Item 59 - Section 22ZA
4.54 This item says that any trust monies still held by TrusteeCo one month after the final distribution has been made shall be paid to WoolStock Australia Limited.
4.55 The effect of this is to allow TrusteeCo to dispose of any remaining monies still vested in it when it ceases to have a role to play when all units of equity have been cancelled under new clause 22P(7) of the Wool International Act.
Item 60 - Parts 4E, 5 and 6
4.56 This item repeals these parts of the Wool International Act because they deal with the internal procedures and corporate governance of Wool International.
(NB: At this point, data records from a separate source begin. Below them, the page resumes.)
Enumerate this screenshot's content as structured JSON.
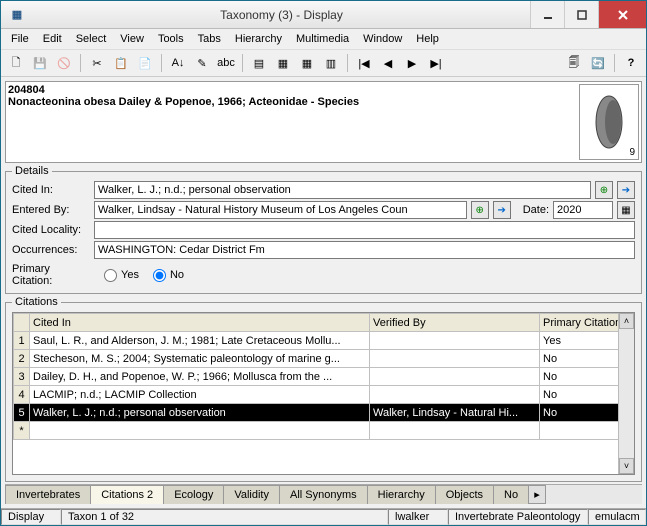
{
  "window": {
    "title": "Taxonomy (3) - Display"
  },
  "menu": [
    "File",
    "Edit",
    "Select",
    "View",
    "Tools",
    "Tabs",
    "Hierarchy",
    "Multimedia",
    "Window",
    "Help"
  ],
  "header": {
    "id": "204804",
    "name": "Nonacteonina obesa Dailey & Popenoe, 1966; Acteonidae - Species",
    "thumb_num": "9"
  },
  "details": {
    "legend": "Details",
    "labels": {
      "cited_in": "Cited In:",
      "entered_by": "Entered By:",
      "date": "Date:",
      "cited_locality": "Cited Locality:",
      "occurrences": "Occurrences:",
      "primary": "Primary Citation:",
      "yes": "Yes",
      "no": "No"
    },
    "values": {
      "cited_in": "Walker, L. J.; n.d.; personal observation",
      "entered_by": "Walker, Lindsay - Natural History Museum of Los Angeles Coun",
      "date": "2020",
      "cited_locality": "",
      "occurrences": "WASHINGTON: Cedar District Fm"
    },
    "primary_selected": "no"
  },
  "citations": {
    "legend": "Citations",
    "columns": [
      "Cited In",
      "Verified By",
      "Primary Citation"
    ],
    "rows": [
      {
        "n": "1",
        "cited": "Saul, L. R., and Alderson, J. M.; 1981; Late Cretaceous Mollu...",
        "ver": "",
        "pc": "Yes"
      },
      {
        "n": "2",
        "cited": "Stecheson, M. S.; 2004; Systematic paleontology of marine g...",
        "ver": "",
        "pc": "No"
      },
      {
        "n": "3",
        "cited": "Dailey, D. H., and Popenoe, W. P.; 1966; Mollusca from the ...",
        "ver": "",
        "pc": "No"
      },
      {
        "n": "4",
        "cited": "LACMIP; n.d.; LACMIP Collection",
        "ver": "",
        "pc": "No"
      },
      {
        "n": "5",
        "cited": "Walker, L. J.; n.d.; personal observation",
        "ver": "Walker, Lindsay - Natural Hi...",
        "pc": "No",
        "selected": true
      }
    ]
  },
  "tabs": [
    "Invertebrates",
    "Citations 2",
    "Ecology",
    "Validity",
    "All Synonyms",
    "Hierarchy",
    "Objects",
    "No"
  ],
  "active_tab": 1,
  "status": {
    "mode": "Display",
    "count": "Taxon 1 of 32",
    "user": "lwalker",
    "dept": "Invertebrate Paleontology",
    "db": "emulacm"
  }
}
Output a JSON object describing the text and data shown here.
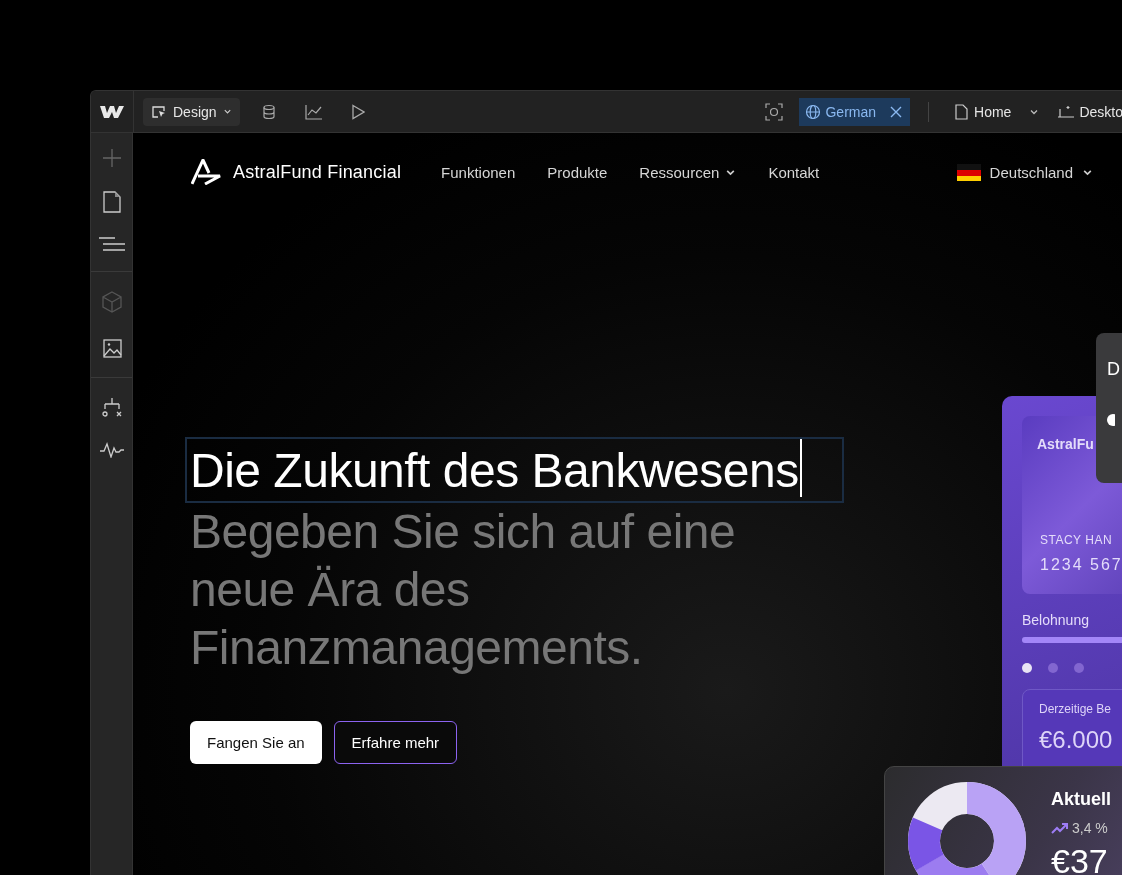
{
  "toolbar": {
    "mode_button": "Design",
    "locale_chip": {
      "label": "German",
      "selected": true
    },
    "page_menu": "Home",
    "breakpoint": "Deskto"
  },
  "left_rail": {
    "items": [
      {
        "kind": "add"
      },
      {
        "kind": "pages"
      },
      {
        "kind": "navigator"
      },
      {
        "kind": "components"
      },
      {
        "kind": "assets"
      },
      {
        "kind": "logic"
      },
      {
        "kind": "activity"
      }
    ]
  },
  "site_nav": {
    "brand": "AstralFund Financial",
    "links": [
      {
        "label": "Funktionen",
        "dropdown": false
      },
      {
        "label": "Produkte",
        "dropdown": false
      },
      {
        "label": "Ressourcen",
        "dropdown": true
      },
      {
        "label": "Kontakt",
        "dropdown": false
      }
    ],
    "region": "Deutschland"
  },
  "hero": {
    "heading": "Die Zukunft des Bankwesens",
    "heading_selected": true,
    "subheading": "Begeben Sie sich auf eine neue Ära des Finanzmanagements.",
    "buttons": [
      {
        "label": "Fangen Sie an",
        "kind": "primary"
      },
      {
        "label": "Erfahre mehr",
        "kind": "outline"
      }
    ]
  },
  "card_widget": {
    "card_brand": "AstralFu",
    "cardholder": "STACY HAN",
    "card_number": "1234 567",
    "reward_label": "Belohnung",
    "reward": {
      "level": 0.75
    },
    "dots": [
      {
        "selected": true
      },
      {
        "selected": false
      },
      {
        "selected": false
      }
    ],
    "balance_label": "Derzeitige Be",
    "balance": "€6.000"
  },
  "popup_panel": {
    "title": "D"
  },
  "portfolio_card": {
    "title": "Aktuell",
    "change": "3,4 %",
    "value": "€37"
  }
}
When WoolStock Australia Limited has been registered as a Corporations Law company, these provisions will no longer be required.
Items 61, 62, 63 and 64 - Subsections 43(2), 44(1), 44(2), 46,
4.57 These items change the references to Wool International to WoolStock Australia Limited in these sections of the Wool International Act.
Item 65 - Sections 47, 48, 49 and 50
4.58 These items repeal these sections of the Wool International Act because they contain restrictions on the manner in which Wool International may act which it would be inappropriate to impose on a Corporations Law company.
Item 66 – Section 52
4.59 This item allows the Commonwealth to deduct the expenses it incurs in collecting wool tax from the payment of that wool tax to WoolStock Australia Limited.
Item 67 – Sections 53, 54, 55 and 58
4.60 These sections of the Wool International Act are to be repealed because they contain restrictions on the manner in which Wool International may act which it would be inappropriate to impose on a Corporations Law company.
Items 68, 69 and 70 - Section 59
4.61 These items change the references to Wool International to WoolStock Australia Limited in this section of the Wool International Act.
4.62 Subsection 59(2) of the Wool International Act is to be repealed because it is unnecessary to restrict the power of WoolStock Australia Limited to delegate its powers under common seal only.
Item 71 - Sections 60, 61, 62, 63, 64, 65, 66, 66A and 67
4.63 This item repeals these sections of the Wool International Act because they contain restrictions on the manner in which Wool International may act which it would be inappropriate to impose on a Corporations Law company.
Items 72 and 73 - Sections 73 and 74
4.64 These items repeal these sections of the Wool International Act because they refer to the winding-up of Wool International which would have been required had Wool International not been privatised in the manner now contemplated in the Bill. Because Wool International is to be converted into WoolStock Australia Limited, it is no longer necessary to provide for the winding up of Wool International as envisaged in the Wool International Act before its amendment by the Bill.
Wool Tax (Administration) Act 1964
Item 74 - Paragraph 8(4)(a)
4.65 This item repeals this paragraph. This means that WoolStock Australia Limited will not have the information privileges that Wool International has at present under the Wool Tax (Administration) Act 1964. It would not be appropriate for a privately owned Corporations Law company to have such privileges.